Interview #11 School Guidance Counselors
The ladies in the guidance office seemed to me a little inapproachable. I can remember guidance counselors being nice and friendly. They did have a wide range of duties ranging from contacting parents, student fines, student records, the gear up program, student id’s, transcripts, etc. I am to refer a student to the office when they are in need of one of the services that the counselors told me about. I was more interested in finding out about when I should refer a student if I notice any mental or emotional troubles, but the counselor was strictly business. We did talk about college visits for some time. It is organized so that college representatives come to the school and the students sign up for a time to meet with them. If interest in a school is continued, I do not believe that the school provides means to visit the college. I would understand a school not providing means to visit Harvard or something like that but I would imagine a visit to a school like ISU would motivate students to go to college.
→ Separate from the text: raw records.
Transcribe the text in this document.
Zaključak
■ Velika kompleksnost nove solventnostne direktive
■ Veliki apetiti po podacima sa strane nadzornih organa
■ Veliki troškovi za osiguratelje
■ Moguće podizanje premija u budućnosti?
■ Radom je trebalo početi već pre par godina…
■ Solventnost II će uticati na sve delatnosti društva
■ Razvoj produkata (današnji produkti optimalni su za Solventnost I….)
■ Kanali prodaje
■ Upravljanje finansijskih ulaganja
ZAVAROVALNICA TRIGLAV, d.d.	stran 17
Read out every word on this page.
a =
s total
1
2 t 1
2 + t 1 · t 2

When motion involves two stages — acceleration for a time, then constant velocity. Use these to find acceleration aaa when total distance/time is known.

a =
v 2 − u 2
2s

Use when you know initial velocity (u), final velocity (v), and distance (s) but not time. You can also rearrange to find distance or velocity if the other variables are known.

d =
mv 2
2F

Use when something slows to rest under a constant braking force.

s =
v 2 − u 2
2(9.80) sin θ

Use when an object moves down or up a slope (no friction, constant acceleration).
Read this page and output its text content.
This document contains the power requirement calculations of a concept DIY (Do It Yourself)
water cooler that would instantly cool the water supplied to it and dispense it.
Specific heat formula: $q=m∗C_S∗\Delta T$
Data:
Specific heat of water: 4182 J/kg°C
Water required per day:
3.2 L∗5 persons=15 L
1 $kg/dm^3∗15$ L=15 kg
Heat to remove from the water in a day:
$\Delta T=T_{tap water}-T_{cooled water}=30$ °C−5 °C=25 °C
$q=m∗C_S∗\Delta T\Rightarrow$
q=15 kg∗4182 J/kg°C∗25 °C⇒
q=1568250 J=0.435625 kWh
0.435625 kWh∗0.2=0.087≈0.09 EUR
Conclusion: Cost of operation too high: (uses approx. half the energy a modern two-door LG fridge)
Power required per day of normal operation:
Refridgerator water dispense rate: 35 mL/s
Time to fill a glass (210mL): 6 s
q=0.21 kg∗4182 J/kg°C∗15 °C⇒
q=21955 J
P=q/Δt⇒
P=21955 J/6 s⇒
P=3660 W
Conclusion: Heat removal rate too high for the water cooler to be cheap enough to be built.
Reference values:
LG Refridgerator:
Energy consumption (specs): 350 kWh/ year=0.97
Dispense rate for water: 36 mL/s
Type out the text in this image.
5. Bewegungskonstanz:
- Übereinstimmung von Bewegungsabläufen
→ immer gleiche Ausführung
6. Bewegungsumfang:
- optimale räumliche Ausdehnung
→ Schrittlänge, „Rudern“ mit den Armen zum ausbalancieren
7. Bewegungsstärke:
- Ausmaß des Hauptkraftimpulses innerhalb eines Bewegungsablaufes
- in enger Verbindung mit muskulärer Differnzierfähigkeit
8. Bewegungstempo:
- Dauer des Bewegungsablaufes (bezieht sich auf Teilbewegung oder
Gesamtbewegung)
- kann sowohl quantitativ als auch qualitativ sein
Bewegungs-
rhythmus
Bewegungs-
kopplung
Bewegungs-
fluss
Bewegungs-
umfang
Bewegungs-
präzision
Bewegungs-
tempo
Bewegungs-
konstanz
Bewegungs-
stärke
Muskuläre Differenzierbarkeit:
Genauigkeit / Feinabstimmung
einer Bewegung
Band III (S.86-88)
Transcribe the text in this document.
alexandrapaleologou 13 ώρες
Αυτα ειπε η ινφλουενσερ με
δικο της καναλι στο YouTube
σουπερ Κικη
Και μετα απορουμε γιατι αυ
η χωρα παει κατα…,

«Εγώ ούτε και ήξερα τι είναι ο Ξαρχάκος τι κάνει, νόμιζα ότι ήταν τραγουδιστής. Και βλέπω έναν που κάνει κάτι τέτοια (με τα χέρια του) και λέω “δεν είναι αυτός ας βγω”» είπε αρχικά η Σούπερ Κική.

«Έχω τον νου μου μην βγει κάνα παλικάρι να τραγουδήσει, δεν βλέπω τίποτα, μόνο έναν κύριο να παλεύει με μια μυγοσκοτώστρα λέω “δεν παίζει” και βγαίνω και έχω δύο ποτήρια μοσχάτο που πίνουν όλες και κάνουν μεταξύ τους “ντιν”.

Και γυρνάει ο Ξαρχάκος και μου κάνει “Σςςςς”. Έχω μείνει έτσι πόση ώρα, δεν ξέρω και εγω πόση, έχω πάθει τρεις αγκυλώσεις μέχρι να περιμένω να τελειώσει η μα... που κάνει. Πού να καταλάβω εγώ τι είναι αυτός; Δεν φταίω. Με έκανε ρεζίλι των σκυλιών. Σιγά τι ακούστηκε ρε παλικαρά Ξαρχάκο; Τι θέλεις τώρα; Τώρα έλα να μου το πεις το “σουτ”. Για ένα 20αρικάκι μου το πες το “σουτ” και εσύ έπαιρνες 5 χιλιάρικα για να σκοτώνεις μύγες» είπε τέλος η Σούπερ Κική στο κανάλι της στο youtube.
Interview #12 Special Education Personnel
There were a total of four onsite special education personnel. There are two floaters and two people who stay in the special education office. The floaters go from room to room through out the school whenever they are needed. They may be contacted if a student needs assistance while taking an exam or doing an activity and they will arrive in the room and help. Their services are only really required for those students who have regular contact with their office. The two
teachers in the office stay there in order to assist with homework or other assignments. It seems that there is very little organization about the whole thing, but that is just my first impression. I did not hear anything from [from my cooperating teacher] about contacting them for any of the students in her class so I do not imagine that I will have very much contact with the special education personnel. However, it will be nice to contact them and use them as a resource when I am working with a student who has a difficult time reading, or a student who has a difficult time taking tests. They are always open to questions and open to offering advice as to how to best help the student in a situation where they are handicapped in some way.